- Battle of Cañada: Part of the Taos Revolt Mexican–American War
| Date | January 24, 1847 |
| Location | Santa Cruz, New Mexico |
| Result | United States victory |

Belligerents
- United States: Mexico

Commanders and leaders
- Sterling Price (WIA) Ceran St. Vrain: Thomas Ortiz Pablo Chavez Pablo Montoya Jesus Tafoya Diego Archuleta

Strength
- 353: 1,500 to 2,000

Casualties and losses
- 2 killed 7 or 6 wounded: 36 killed 45 captured or wounded

= Battle of Cañada =

Insurrection against the American occupation of New Mexico

The Battle of Cañada was a popular insurrection against the American occupation of New Mexico by Mexicans and Pueblo Indians. It took place on January 24, 1847, during the Taos Revolt, a conflict of the Mexican–American War.

==Background==
Insurgents, Mexicans and Pueblo Indians in New Mexico under the leadership of Chavez, Montoya, Tafoya and Ortiz, assembled a large force at La Canada, intending to march onto the American-held city of Santa Fe. They would be intercepted by the American garrison of Santa Fe, resulting in the battle.

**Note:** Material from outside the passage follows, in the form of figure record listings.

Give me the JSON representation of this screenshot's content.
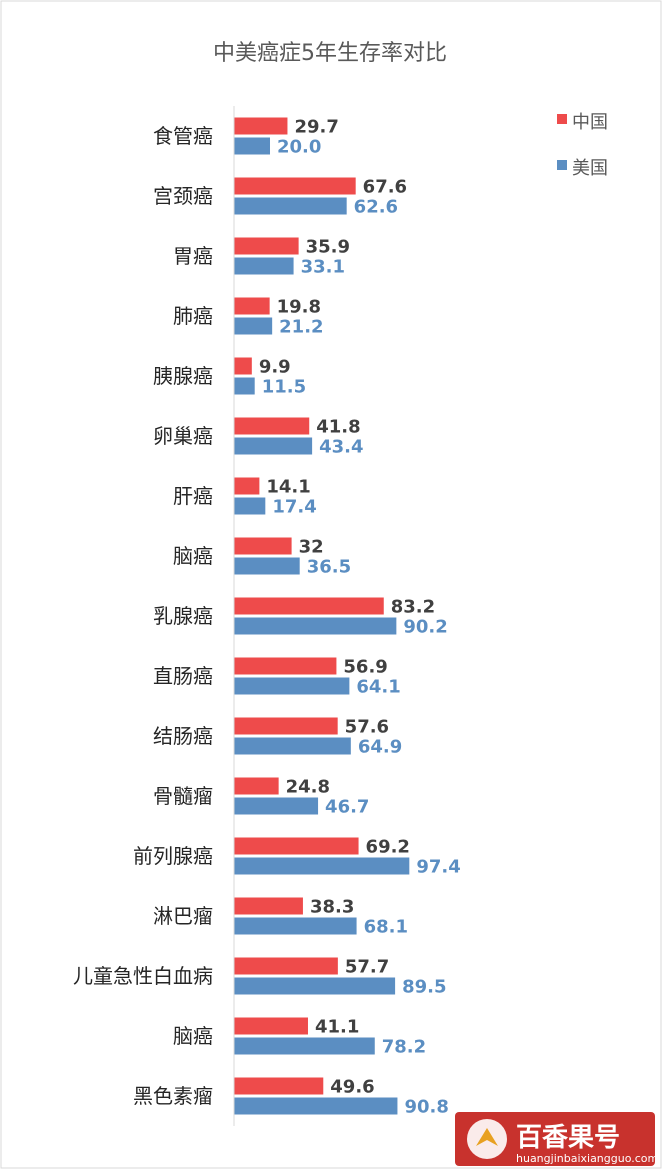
{
  "chart_data": {
    "type": "bar",
    "orientation": "horizontal",
    "title": "中美癌症5年生存率对比",
    "categories": [
      "食管癌",
      "宫颈癌",
      "胃癌",
      "肺癌",
      "胰腺癌",
      "卵巢癌",
      "肝癌",
      "脑癌",
      "乳腺癌",
      "直肠癌",
      "结肠癌",
      "骨髓瘤",
      "前列腺癌",
      "淋巴瘤",
      "儿童急性白血病",
      "脑癌",
      "黑色素瘤"
    ],
    "series": [
      {
        "name": "中国",
        "color": "#ee4b4b",
        "values": [
          29.7,
          67.6,
          35.9,
          19.8,
          9.9,
          41.8,
          14.1,
          32,
          83.2,
          56.9,
          57.6,
          24.8,
          69.2,
          38.3,
          57.7,
          41.1,
          49.6
        ],
        "labels": [
          "29.7",
          "67.6",
          "35.9",
          "19.8",
          "9.9",
          "41.8",
          "14.1",
          "32",
          "83.2",
          "56.9",
          "57.6",
          "24.8",
          "69.2",
          "38.3",
          "57.7",
          "41.1",
          "49.6"
        ]
      },
      {
        "name": "美国",
        "color": "#5b8ec2",
        "values": [
          20.0,
          62.6,
          33.1,
          21.2,
          11.5,
          43.4,
          17.4,
          36.5,
          90.2,
          64.1,
          64.9,
          46.7,
          97.4,
          68.1,
          89.5,
          78.2,
          90.8
        ],
        "labels": [
          "20.0",
          "62.6",
          "33.1",
          "21.2",
          "11.5",
          "43.4",
          "17.4",
          "36.5",
          "90.2",
          "64.1",
          "64.9",
          "46.7",
          "97.4",
          "68.1",
          "89.5",
          "78.2",
          "90.8"
        ]
      }
    ],
    "xlim": [
      0,
      100
    ],
    "grid": false,
    "legend_position": "top-right"
  },
  "watermark": {
    "name": "百香果号",
    "url": "huangjinbaixiangguo.com"
  }
}
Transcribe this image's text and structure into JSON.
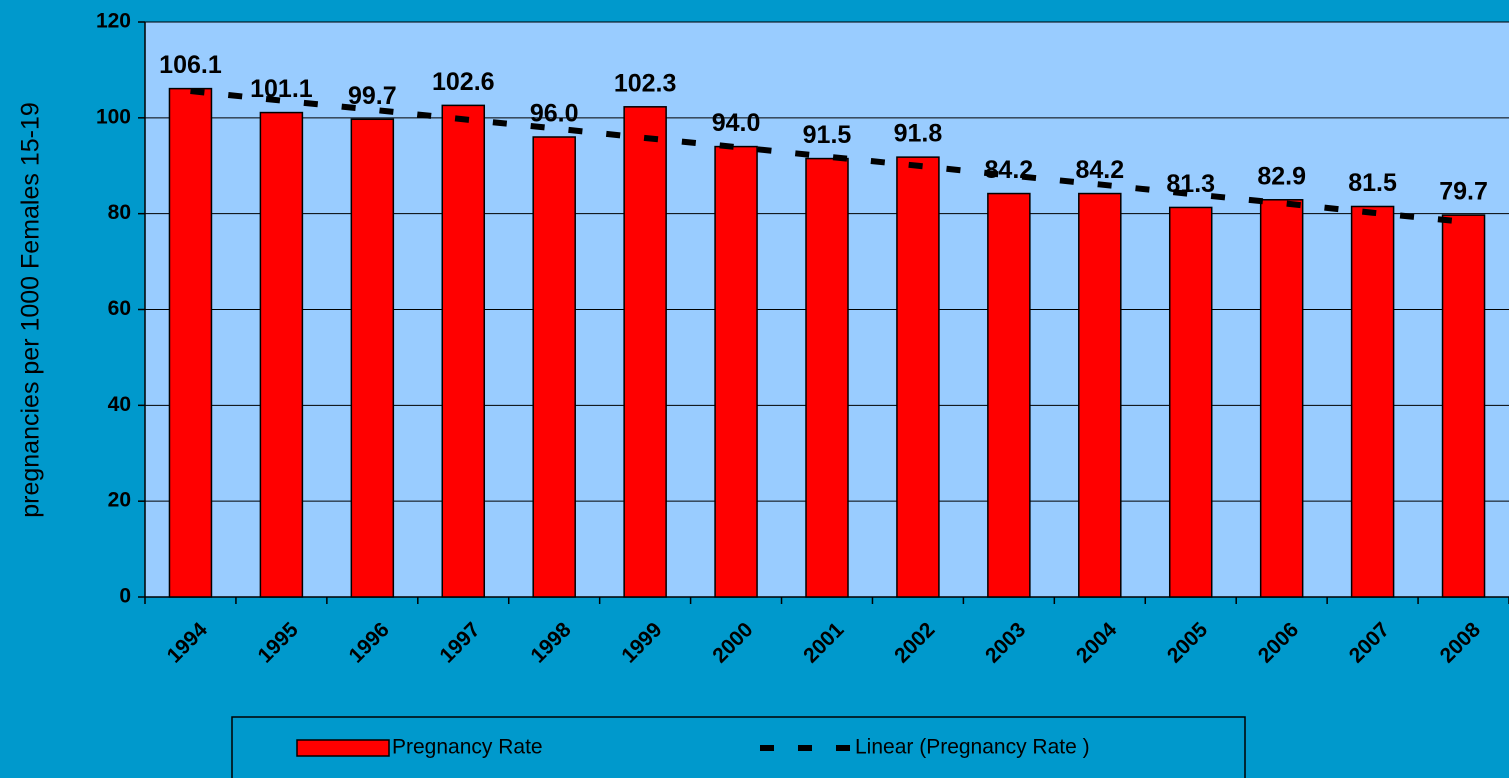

Colonel Sterling Price, commander of the U.S. forces in Santa Fe, heard of this insurgent movement on 20 Jan., having intercepted letters from the rebels, and assembled a force of 353 soldiers and militia to march north on 23 Jan., and intercept them. Price's force included Capt. McMillin's Company D, Capt. Williams' Company K, Capt. Lack's Company L, Capt. Halley's Company M, and Capt. Barber's Company N, 2d Regiment Missouri Mounted Volunteers, Capt. Agney's battalion of infantry and Capt. St. Vrain's Santa Fe volunteers, and Lt. A.B. Dyer's four mounted howitzers, while Lt. Col. Willock remained behind in command of the capital.

==Battle==
On 24 Jan., Price met the large insurgent force on the heights along the road to Santa Cruz de la Cañada and three strong houses at the base of the hill. Price placed his artillery on the left to fire on the houses and bluff, placed his dismounted men such that they were protected by the stream bluff, and sent Capt. St. Vrain to protect his wagon train a mile to the rear until it joined him. Price ordered Capt. Agney to dislodge the rebels occupying the house opposite his right flank, followed by a charge up the hill, supported by Lt. White and Capt. St. Vrain. Capt.s McMillen's, Barber's and Slack's men took possession of the houses enclosed by a strong corral. Price reported, "In a few minutes my troops had dislodged the enemy at all points, and they were flying in every direction."

==Aftermath==
Tafoya was killed, Chavez was later killed at Taos Pueblo, and Montoya was later caught and hanged at Don Fernando (today's Town of Taos, NM). Price camped on the field that night while the rebels retreated to Taos. On 29 Jan., Price met the insurgents at the Battle of Embudo Pass.